Interesting piece,
Do You Hate Copy Protection Systems? If So Then Read This! | Production Expert (pro-tools-expert.com)
Where’s the problem? He will get a multiclient license or a bunch of NFRs. In his szenario one user and two machines isn’t enough. So, if he’s using Cubase on 10 machines he have to buy 5 licences. Yes, I see the problems, not enough money and no time to activate once in a year with the offline license.
Encouraging to see someone who carries actual weight pointing out the unnacteptably patronising attitude of Steinberg reps who were online dealing with the actual paying users of their software.
Did you read it?
Finally, there’s also the issue of the future. What happens if a developer goes out of business and it’s no longer possible to get your purchases ‘authorised’? Not being able to go back and load older projects and sessions on a newer or replacement system because the company who sold the host, instruments, or effect no longer exists makes me rather nervous. And even if the company is still in business, music and audio software titles get deprecated and reclassified as ‘legacy’ meaning that authorisation is no longer supported.
I think he is spot on.
My hope is that Steinberg gives in to some sort of enterprise or commercial studio dongle for those who want it, I would pay a bit extra for it.

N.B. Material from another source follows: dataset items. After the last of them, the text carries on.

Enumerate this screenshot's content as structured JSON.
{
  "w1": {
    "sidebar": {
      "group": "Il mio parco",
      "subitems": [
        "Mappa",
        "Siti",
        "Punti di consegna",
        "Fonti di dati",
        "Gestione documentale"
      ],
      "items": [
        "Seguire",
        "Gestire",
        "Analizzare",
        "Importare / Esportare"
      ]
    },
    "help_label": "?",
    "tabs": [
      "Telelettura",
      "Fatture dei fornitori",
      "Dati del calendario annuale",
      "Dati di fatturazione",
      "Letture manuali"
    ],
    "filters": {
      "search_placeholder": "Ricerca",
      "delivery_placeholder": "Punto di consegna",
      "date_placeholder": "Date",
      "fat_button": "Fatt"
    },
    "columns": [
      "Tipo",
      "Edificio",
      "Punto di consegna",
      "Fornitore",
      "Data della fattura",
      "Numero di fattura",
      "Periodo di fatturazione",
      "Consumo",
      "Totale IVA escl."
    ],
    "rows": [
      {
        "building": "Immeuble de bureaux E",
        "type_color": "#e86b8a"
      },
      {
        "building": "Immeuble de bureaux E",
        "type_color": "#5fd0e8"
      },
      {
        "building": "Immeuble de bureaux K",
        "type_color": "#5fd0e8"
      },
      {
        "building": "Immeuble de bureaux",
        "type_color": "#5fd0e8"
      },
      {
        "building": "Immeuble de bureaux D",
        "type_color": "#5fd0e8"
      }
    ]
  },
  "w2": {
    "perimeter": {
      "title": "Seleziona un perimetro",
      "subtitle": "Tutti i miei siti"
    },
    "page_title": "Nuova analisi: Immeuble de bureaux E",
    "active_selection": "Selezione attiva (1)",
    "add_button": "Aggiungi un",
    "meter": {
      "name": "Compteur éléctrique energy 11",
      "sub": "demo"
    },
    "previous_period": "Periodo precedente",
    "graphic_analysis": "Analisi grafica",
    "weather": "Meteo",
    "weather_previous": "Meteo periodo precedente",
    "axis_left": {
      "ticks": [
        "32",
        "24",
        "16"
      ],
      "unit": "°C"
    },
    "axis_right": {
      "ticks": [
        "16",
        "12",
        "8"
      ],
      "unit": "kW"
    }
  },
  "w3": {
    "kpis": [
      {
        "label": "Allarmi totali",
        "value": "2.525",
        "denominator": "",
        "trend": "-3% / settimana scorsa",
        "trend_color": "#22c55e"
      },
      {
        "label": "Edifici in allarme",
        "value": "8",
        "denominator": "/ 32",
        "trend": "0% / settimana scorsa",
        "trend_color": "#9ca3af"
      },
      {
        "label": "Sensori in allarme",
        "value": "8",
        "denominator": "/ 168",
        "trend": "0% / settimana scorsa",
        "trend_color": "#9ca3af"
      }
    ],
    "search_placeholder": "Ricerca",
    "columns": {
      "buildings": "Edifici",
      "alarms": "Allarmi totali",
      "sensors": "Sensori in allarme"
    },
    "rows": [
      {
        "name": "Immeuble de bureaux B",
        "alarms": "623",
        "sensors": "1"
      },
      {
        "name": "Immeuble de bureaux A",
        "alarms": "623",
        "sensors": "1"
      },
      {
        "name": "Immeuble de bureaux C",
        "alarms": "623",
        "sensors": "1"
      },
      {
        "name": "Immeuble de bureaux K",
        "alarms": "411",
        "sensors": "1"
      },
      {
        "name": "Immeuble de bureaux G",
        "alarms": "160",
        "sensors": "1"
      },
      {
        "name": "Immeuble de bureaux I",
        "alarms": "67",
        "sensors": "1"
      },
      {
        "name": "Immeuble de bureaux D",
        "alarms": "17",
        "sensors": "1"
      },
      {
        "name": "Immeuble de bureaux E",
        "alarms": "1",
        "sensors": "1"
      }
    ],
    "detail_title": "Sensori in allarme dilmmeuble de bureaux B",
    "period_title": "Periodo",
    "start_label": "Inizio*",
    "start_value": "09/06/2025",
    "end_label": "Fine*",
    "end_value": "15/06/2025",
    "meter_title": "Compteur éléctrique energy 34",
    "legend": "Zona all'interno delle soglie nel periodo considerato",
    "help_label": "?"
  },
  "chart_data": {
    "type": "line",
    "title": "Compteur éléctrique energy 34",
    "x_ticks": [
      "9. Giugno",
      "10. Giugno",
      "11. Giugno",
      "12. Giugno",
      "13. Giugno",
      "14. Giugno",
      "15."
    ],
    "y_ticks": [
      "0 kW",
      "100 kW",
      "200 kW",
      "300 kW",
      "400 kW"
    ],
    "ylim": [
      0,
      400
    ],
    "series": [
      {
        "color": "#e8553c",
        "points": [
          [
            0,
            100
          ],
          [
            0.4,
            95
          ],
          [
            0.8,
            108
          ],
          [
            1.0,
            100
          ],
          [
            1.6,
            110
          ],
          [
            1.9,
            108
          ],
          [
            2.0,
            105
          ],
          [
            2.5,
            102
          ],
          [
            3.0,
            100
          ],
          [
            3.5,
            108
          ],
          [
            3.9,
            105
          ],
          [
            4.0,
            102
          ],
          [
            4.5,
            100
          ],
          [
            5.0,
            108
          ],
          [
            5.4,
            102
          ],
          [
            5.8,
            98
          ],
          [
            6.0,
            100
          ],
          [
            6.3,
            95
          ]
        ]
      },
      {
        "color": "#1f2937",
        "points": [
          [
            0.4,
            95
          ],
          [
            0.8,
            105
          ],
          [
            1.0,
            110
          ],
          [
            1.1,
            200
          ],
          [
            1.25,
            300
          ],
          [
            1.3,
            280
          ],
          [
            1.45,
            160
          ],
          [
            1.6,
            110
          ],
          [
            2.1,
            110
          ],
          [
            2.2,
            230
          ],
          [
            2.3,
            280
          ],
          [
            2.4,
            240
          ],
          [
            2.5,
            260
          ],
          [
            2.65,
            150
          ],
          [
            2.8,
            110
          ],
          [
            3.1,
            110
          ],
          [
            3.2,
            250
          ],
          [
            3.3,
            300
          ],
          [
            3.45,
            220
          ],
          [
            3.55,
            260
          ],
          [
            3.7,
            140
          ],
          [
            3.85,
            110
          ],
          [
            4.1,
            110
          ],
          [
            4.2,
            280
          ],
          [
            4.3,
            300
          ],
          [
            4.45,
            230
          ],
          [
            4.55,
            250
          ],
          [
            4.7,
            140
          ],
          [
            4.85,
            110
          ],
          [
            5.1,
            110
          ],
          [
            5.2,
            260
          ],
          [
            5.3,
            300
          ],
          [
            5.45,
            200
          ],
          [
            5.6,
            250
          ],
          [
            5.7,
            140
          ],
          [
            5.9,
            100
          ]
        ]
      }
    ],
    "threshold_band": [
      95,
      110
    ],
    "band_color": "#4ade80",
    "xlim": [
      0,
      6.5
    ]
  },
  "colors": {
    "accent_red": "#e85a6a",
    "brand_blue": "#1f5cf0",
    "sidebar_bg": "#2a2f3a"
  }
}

My understanding is that Adobe even has some sort of enterprise solution. It’s hard to imagine that 100 million dollar facilities working on multi hundred dollar million productions, are going to be forced to connect to the internet every 30 days or whatever.
Or someone who owns a Nuage console… shouldn’t a Nuage console really be a hardware license in itself, that just works forever?
I would be open to even adding a Yamaha/Steinberg iterface to my current ones in order to have a hardware license. imo, Cubase pro should just be bundled with the higher-end interfaces - would probably result in selling more interfaces.
What‘s if Pace goes offline. For ever. And the old driver can‘t installed on a new fresh system?
Or Steinberg, hopefully not, closes the business?
We‘re living in a software world and changes coming faster and faster.
Then people can use a legacy computer/OS with a driver that works and continue using the ilok dongle.
The DAW market is majorly funded by hobbyists/prosumers with disposal income - so they have to progress to hit as much of that crowd as possible. The pro market is nothing like what it was, I used to work with a number of studios and only know of one that is full time now. That’s in the UK, perhaps it’s better elsewhere? I don’t know.
It’s been crappy for years over here since people were recording at home more, you can’t charge much as bands would rather buy their own hardware or software for the money.
As much as Hans is a poster boy for the product, he isn’t really all that representative of the average Cubase user. That doesn’t make Mark Wherry’s points invalid or anything like that, but people want to be like Hans, rather than being in a similar position to him.
So Steinberg have to create a professional product, yet sell it to the largest market they can.
However, You only have to look at google trends to see how Cubase has spiralled downwards in interest. And undoubtedly this is why the dongle is being removed as it is an obstacle for people coming in to the platform.
If it continues then perhaps the chance of Cubase being non-existent is very much greater if they fail to turn trends around and sit dormant in the current state?
The current e-licenser relies on servers being online, and the app to carry out maintenance tasks. If Steinberg sit still, I’m pretty sure that things will be a LOT worse than having to be online once a month/once a year.
Just my personal opinion, though, of course.
Some things I would like to comment on:
First, Mark’s comment was released based on the announcement in April, not on the announcement in November with the detailed FAQs. He didn’t have any information about our plans back then. We will come up with a good solution for this corporate multi-seat use-cases.
Secondly, Google trends: Sometimes it feels like some of you like the narrative of Cubase being doomed. But it’s not like that and Google trends just shows what you ask for. If you compare Cubase, as a software, with other DAWs it doesn’t look as bad.